I'm using gentoo x86_64 built with -march=native and trying to run valgrind on -m32 built binary. Have I missed anything?
Comment 156 Jakub Jelinek 2012-11-02 16:28:59 UTC
(In reply to comment #155)
> I'm using gentoo x86_64 built with -march=native and trying to run valgrind
> on -m32 built binary. Have I missed anything?

Yes,  -m32 built binary is not x86_64, and AVX is only supported on x86_64, not on i?86 in valgrind.
Comment 157 Sergey Kishchenko 2012-11-02 16:43:23 UTC
Are there any plans to support plain x86 AVX instructions in upcoming valgrind releases?

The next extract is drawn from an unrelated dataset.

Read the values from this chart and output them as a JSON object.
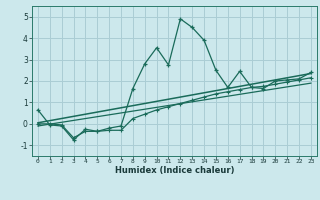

Should I create a separate issue for it?
Comment 158 Tom Hughes 2012-11-02 16:48:18 UTC
There already is one - bug #301967 but as Julian says on that bug it is unlikely to be supported.
Comment 159 Damien Levac 2013-10-11 17:12:54 UTC
I might be a little late about this issue, but for anyone still having issue with AVX on gentoo (maybe for x86 people?), there is no need to not use -march=native... just do CFLAGS="{$CFLAGS} -march=native -mno-avx" which will enable all relevant optimization for your CPU without AVX. then 'emerge -eav @world @system' and you are good to go!